Other Directorships & Interlocks
| Company | Role | Committee Roles | Notes |
|---|---|---|---|
| — | — | — | No current public company directorships disclosed for Unanue. |
| Talent & Compensation Interlocks | — | — | Committee reports no interlocks/insider participation among members; no Item 404 relationships for members other than Ballester. |
Expertise & Qualifications
- Deep operator experience in consumer food distribution, sales and marketing across Puerto Rico and U.S. markets; aligns with Popular’s commercial and consumer banking base.

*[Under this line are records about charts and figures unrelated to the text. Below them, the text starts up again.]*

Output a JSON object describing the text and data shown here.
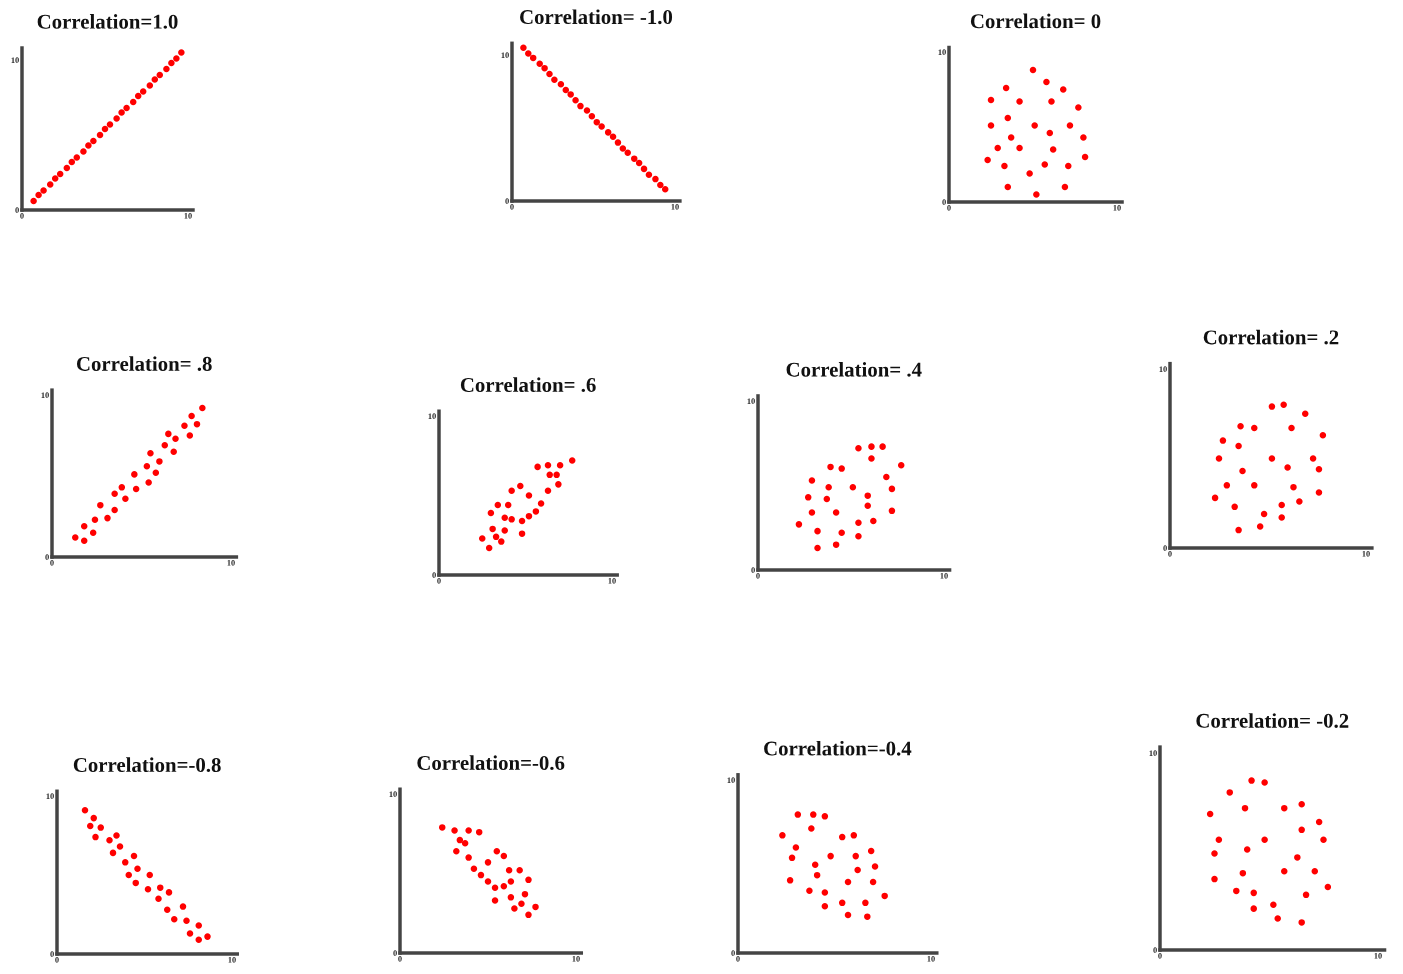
{
  "chart_data": [
    {
      "type": "scatter",
      "title": "Correlation=1.0",
      "marker": "circle",
      "color": "#ff0000",
      "xlim": [
        0,
        10.3
      ],
      "ylim": [
        0,
        10.8
      ],
      "xticks": [
        0,
        10
      ],
      "yticks": [
        0,
        10
      ],
      "x": [
        0.7,
        1.0,
        1.3,
        1.7,
        2.0,
        2.3,
        2.7,
        3.0,
        3.3,
        3.7,
        4.0,
        4.3,
        4.7,
        5.0,
        5.3,
        5.7,
        6.0,
        6.3,
        6.7,
        7.0,
        7.3,
        7.7,
        8.0,
        8.3,
        8.7,
        9.0,
        9.3,
        9.6
      ],
      "values": [
        0.6,
        1.0,
        1.3,
        1.7,
        2.1,
        2.4,
        2.8,
        3.2,
        3.5,
        3.9,
        4.3,
        4.6,
        5.0,
        5.4,
        5.7,
        6.1,
        6.5,
        6.8,
        7.2,
        7.6,
        7.9,
        8.3,
        8.7,
        9.0,
        9.4,
        9.8,
        10.1,
        10.5
      ]
    },
    {
      "type": "scatter",
      "title": "Correlation= -1.0",
      "marker": "circle",
      "color": "#ff0000",
      "xlim": [
        0,
        10.3
      ],
      "ylim": [
        0,
        10.8
      ],
      "xticks": [
        0,
        10
      ],
      "yticks": [
        0,
        10
      ],
      "x": [
        0.7,
        1.0,
        1.3,
        1.7,
        2.0,
        2.3,
        2.6,
        3.0,
        3.3,
        3.6,
        3.9,
        4.2,
        4.6,
        4.9,
        5.2,
        5.5,
        5.9,
        6.2,
        6.5,
        6.8,
        7.1,
        7.5,
        7.8,
        8.1,
        8.4,
        8.8,
        9.1,
        9.4
      ],
      "values": [
        10.5,
        10.1,
        9.8,
        9.4,
        9.1,
        8.7,
        8.3,
        8.0,
        7.6,
        7.3,
        6.9,
        6.5,
        6.2,
        5.8,
        5.4,
        5.1,
        4.7,
        4.4,
        4.0,
        3.6,
        3.3,
        2.9,
        2.6,
        2.2,
        1.8,
        1.5,
        1.1,
        0.8
      ]
    },
    {
      "type": "scatter",
      "title": "Correlation= 0",
      "marker": "circle",
      "color": "#ff0000",
      "xlim": [
        0,
        10.3
      ],
      "ylim": [
        0,
        10.3
      ],
      "xticks": [
        0,
        10
      ],
      "yticks": [
        0,
        10
      ],
      "x": [
        5.0,
        5.8,
        3.4,
        6.8,
        2.5,
        4.2,
        6.1,
        7.7,
        3.5,
        2.5,
        5.1,
        7.2,
        6.0,
        3.7,
        8.0,
        2.9,
        4.2,
        6.2,
        2.3,
        8.1,
        3.3,
        5.7,
        7.1,
        4.8,
        3.5,
        6.9,
        5.2
      ],
      "values": [
        8.8,
        8.0,
        7.6,
        7.5,
        6.8,
        6.7,
        6.7,
        6.3,
        5.6,
        5.1,
        5.1,
        5.1,
        4.6,
        4.3,
        4.3,
        3.6,
        3.6,
        3.5,
        2.8,
        3.0,
        2.4,
        2.5,
        2.4,
        1.9,
        1.0,
        1.0,
        0.5
      ]
    },
    {
      "type": "scatter",
      "title": "Correlation= .8",
      "marker": "circle",
      "color": "#ff0000",
      "xlim": [
        0,
        10.3
      ],
      "ylim": [
        0,
        10.3
      ],
      "xticks": [
        0,
        10
      ],
      "yticks": [
        0,
        10
      ],
      "x": [
        1.3,
        1.8,
        1.8,
        2.3,
        2.4,
        2.7,
        3.1,
        3.5,
        3.5,
        3.9,
        4.1,
        4.6,
        4.7,
        5.4,
        5.3,
        5.5,
        5.8,
        6.0,
        6.3,
        6.5,
        6.8,
        6.9,
        7.4,
        7.7,
        7.8,
        8.1,
        8.4
      ],
      "values": [
        1.2,
        1.0,
        1.9,
        1.5,
        2.3,
        3.2,
        2.4,
        2.9,
        3.9,
        4.3,
        3.6,
        5.1,
        4.2,
        4.6,
        5.6,
        6.4,
        5.2,
        5.9,
        6.9,
        7.6,
        6.5,
        7.3,
        8.1,
        7.5,
        8.7,
        8.2,
        9.2
      ]
    },
    {
      "type": "scatter",
      "title": "Correlation= .6",
      "marker": "circle",
      "color": "#ff0000",
      "xlim": [
        0,
        10.3
      ],
      "ylim": [
        0,
        10.3
      ],
      "xticks": [
        0,
        10
      ],
      "yticks": [
        0,
        10
      ],
      "x": [
        2.5,
        2.9,
        3.0,
        3.1,
        3.3,
        3.4,
        3.6,
        3.8,
        3.8,
        4.0,
        4.2,
        4.2,
        4.7,
        4.8,
        4.8,
        5.2,
        5.2,
        5.6,
        5.7,
        5.9,
        6.3,
        6.3,
        6.4,
        6.8,
        6.9,
        7.0,
        7.7
      ],
      "values": [
        2.3,
        1.7,
        3.9,
        2.9,
        2.4,
        4.4,
        2.1,
        3.6,
        2.8,
        4.4,
        5.3,
        3.5,
        5.6,
        3.4,
        2.6,
        5.0,
        3.7,
        4.0,
        6.8,
        4.5,
        6.9,
        5.3,
        6.3,
        6.3,
        5.7,
        6.9,
        7.2
      ]
    },
    {
      "type": "scatter",
      "title": "Correlation= .4",
      "marker": "circle",
      "color": "#ff0000",
      "xlim": [
        0,
        10.3
      ],
      "ylim": [
        0,
        10.3
      ],
      "xticks": [
        0,
        10
      ],
      "yticks": [
        0,
        10
      ],
      "x": [
        2.2,
        2.9,
        2.7,
        2.9,
        3.2,
        3.2,
        3.8,
        3.7,
        3.9,
        4.2,
        4.2,
        4.5,
        4.5,
        5.1,
        5.4,
        5.4,
        5.4,
        5.9,
        5.9,
        6.1,
        6.1,
        6.2,
        6.7,
        6.9,
        7.2,
        7.2,
        7.7
      ],
      "values": [
        2.7,
        5.3,
        4.3,
        3.4,
        2.3,
        1.3,
        4.9,
        4.2,
        6.1,
        3.4,
        1.5,
        2.2,
        6.0,
        4.9,
        2.8,
        2.0,
        7.2,
        3.8,
        4.4,
        7.3,
        6.6,
        2.9,
        7.3,
        5.5,
        4.8,
        3.5,
        6.2
      ]
    },
    {
      "type": "scatter",
      "title": "Correlation= .2",
      "marker": "circle",
      "color": "#ff0000",
      "xlim": [
        0,
        10.3
      ],
      "ylim": [
        0,
        10.3
      ],
      "xticks": [
        0,
        10
      ],
      "yticks": [
        0,
        10
      ],
      "x": [
        2.3,
        2.5,
        2.7,
        2.9,
        3.3,
        3.5,
        3.6,
        3.5,
        3.7,
        4.3,
        4.3,
        4.6,
        4.8,
        5.2,
        5.2,
        5.7,
        5.7,
        5.8,
        6.0,
        6.2,
        6.3,
        6.6,
        6.9,
        7.3,
        7.6,
        7.6,
        7.8
      ],
      "values": [
        2.8,
        5.0,
        6.0,
        3.5,
        2.3,
        5.7,
        6.8,
        1.0,
        4.3,
        6.7,
        3.5,
        1.2,
        1.9,
        7.9,
        5.0,
        2.4,
        1.7,
        8.0,
        4.5,
        6.7,
        3.4,
        2.6,
        7.5,
        5.0,
        4.4,
        3.1,
        6.3
      ]
    },
    {
      "type": "scatter",
      "title": "Correlation=-0.8",
      "marker": "circle",
      "color": "#ff0000",
      "xlim": [
        0,
        10.3
      ],
      "ylim": [
        0,
        10.3
      ],
      "xticks": [
        0,
        10
      ],
      "yticks": [
        0,
        10
      ],
      "x": [
        1.6,
        2.1,
        1.9,
        2.5,
        2.2,
        3.0,
        3.4,
        3.2,
        3.6,
        3.9,
        4.4,
        4.1,
        4.6,
        4.5,
        5.3,
        5.2,
        5.9,
        5.8,
        6.4,
        6.3,
        6.7,
        7.2,
        7.4,
        7.6,
        8.1,
        8.1,
        8.6
      ],
      "values": [
        9.1,
        8.6,
        8.1,
        8.0,
        7.4,
        7.2,
        7.5,
        6.4,
        6.8,
        5.8,
        6.2,
        5.0,
        5.4,
        4.5,
        5.0,
        4.1,
        4.2,
        3.5,
        3.9,
        2.8,
        2.2,
        3.0,
        2.1,
        1.3,
        1.8,
        0.9,
        1.1
      ]
    },
    {
      "type": "scatter",
      "title": "Correlation=-0.6",
      "marker": "circle",
      "color": "#ff0000",
      "xlim": [
        0,
        10.3
      ],
      "ylim": [
        0,
        10.3
      ],
      "xticks": [
        0,
        10
      ],
      "yticks": [
        0,
        10
      ],
      "x": [
        2.4,
        3.1,
        3.9,
        4.5,
        3.4,
        3.7,
        3.2,
        3.9,
        4.2,
        4.6,
        5.0,
        5.0,
        5.4,
        5.4,
        5.5,
        5.9,
        5.9,
        6.2,
        6.3,
        6.3,
        6.5,
        6.8,
        6.9,
        7.1,
        7.3,
        7.3,
        7.7
      ],
      "values": [
        7.9,
        7.7,
        7.7,
        7.6,
        7.1,
        6.9,
        6.4,
        6.0,
        5.3,
        4.9,
        5.7,
        4.5,
        4.1,
        3.3,
        6.4,
        6.1,
        4.2,
        5.2,
        4.5,
        3.5,
        2.8,
        5.2,
        3.1,
        3.7,
        4.6,
        2.4,
        2.9
      ]
    },
    {
      "type": "scatter",
      "title": "Correlation=-0.4",
      "marker": "circle",
      "color": "#ff0000",
      "xlim": [
        0,
        10.3
      ],
      "ylim": [
        0,
        10.3
      ],
      "xticks": [
        0,
        10
      ],
      "yticks": [
        0,
        10
      ],
      "x": [
        2.3,
        3.1,
        3.9,
        4.5,
        3.8,
        3.0,
        2.8,
        2.7,
        3.7,
        4.0,
        4.1,
        4.5,
        4.5,
        4.8,
        5.4,
        6.0,
        6.1,
        6.2,
        5.7,
        5.4,
        5.7,
        6.9,
        7.1,
        7.0,
        6.6,
        6.7,
        7.6
      ],
      "values": [
        6.8,
        8.0,
        8.0,
        7.9,
        7.2,
        6.1,
        5.5,
        4.2,
        3.6,
        5.1,
        4.5,
        3.5,
        2.7,
        5.6,
        6.7,
        6.8,
        5.6,
        4.8,
        4.1,
        2.9,
        2.2,
        5.9,
        5.0,
        4.1,
        2.9,
        2.1,
        3.3
      ]
    },
    {
      "type": "scatter",
      "title": "Correlation= -0.2",
      "marker": "circle",
      "color": "#ff0000",
      "xlim": [
        0,
        10.3
      ],
      "ylim": [
        0,
        10.3
      ],
      "xticks": [
        0,
        10
      ],
      "yticks": [
        0,
        10
      ],
      "x": [
        2.3,
        3.2,
        4.2,
        4.8,
        3.9,
        5.7,
        6.5,
        7.3,
        6.5,
        2.7,
        2.5,
        4.8,
        4.0,
        7.5,
        6.3,
        2.5,
        3.8,
        5.7,
        7.1,
        3.5,
        4.3,
        4.3,
        5.2,
        5.4,
        6.5,
        6.7,
        7.7
      ],
      "values": [
        6.9,
        8.0,
        8.6,
        8.5,
        7.2,
        7.2,
        7.4,
        6.5,
        6.1,
        5.6,
        4.9,
        5.6,
        5.1,
        5.6,
        4.7,
        3.6,
        3.9,
        4.0,
        4.0,
        3.0,
        2.9,
        2.1,
        2.3,
        1.6,
        1.4,
        2.8,
        3.2
      ]
    }
  ]
}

- Brings market knowledge of Popular’s two main geographies (PR and U.S.) to Board oversight of strategy and customer growth.
Equity Ownership
| Metric | Amount | Notes |
|---|---|---|
| Total Common Shares Beneficially Owned (as of Mar 11, 2025) | 133,312 | Includes 75,731 shares held by his mother; Unanue disclaims beneficial ownership over those 75,731 shares. |
| Percent of Class | <1% | 69,338,987 shares outstanding as of Mar 11, 2025. |
| Restricted Stock Outstanding (12/31/2024) | 36,657 | Subject to transfer restrictions until director retirement; vests at retirement under legacy grants. |
| RSUs Outstanding (12/31/2024) | 22,328 | Deliverable post-retirement per selected distribution schedule. |
| RSUs Outstanding (3/11/2025) | 19,652 | Aggregate RSUs at that date under director program. |
| Ownership Guidelines Compliance | In compliance/on track | Directors must hold 5x annual retainer within 3 years; pledging/hedging prohibited. |
Governance Assessment
- Alignment signals: Independent since 2010; service on Audit and Talent & Compensation provides oversight of financial reporting and pay risk; compensation mix is equity-heavy (100% of 2024 compensation in stock awards, with retainer taken in RSUs), strengthening shareholder alignment; complies with 5x retainer ownership guideline (Board reports all directors in compliance/on track).
- Engagement: Board/committee attendance at 89%+ and participation in executive sessions support effective oversight; no public-company overboarding (no other public boards disclosed).
- Conflicts/related-party exposure: No Item 404 related-party transactions disclosed for Unanue; committee interlocks report clean for members other than Ballester; corporate policy routes any related-party matters through disinterested Audit Committee review.
- RED FLAGS: None disclosed—no pledging/hedging, no director-specific related-party transactions, no meeting absenteeism issues; note long tenure (since 2010) may prompt ongoing refreshment considerations, mitigated by annual Board/committee/individual evaluations (third-party facilitated in 2024).
Context: Shareholder say‑on‑pay support was strong at 95.6% in 2024, reinforcing confidence in compensation governance (relevant to Talent & Compensation oversight where Unanue serves).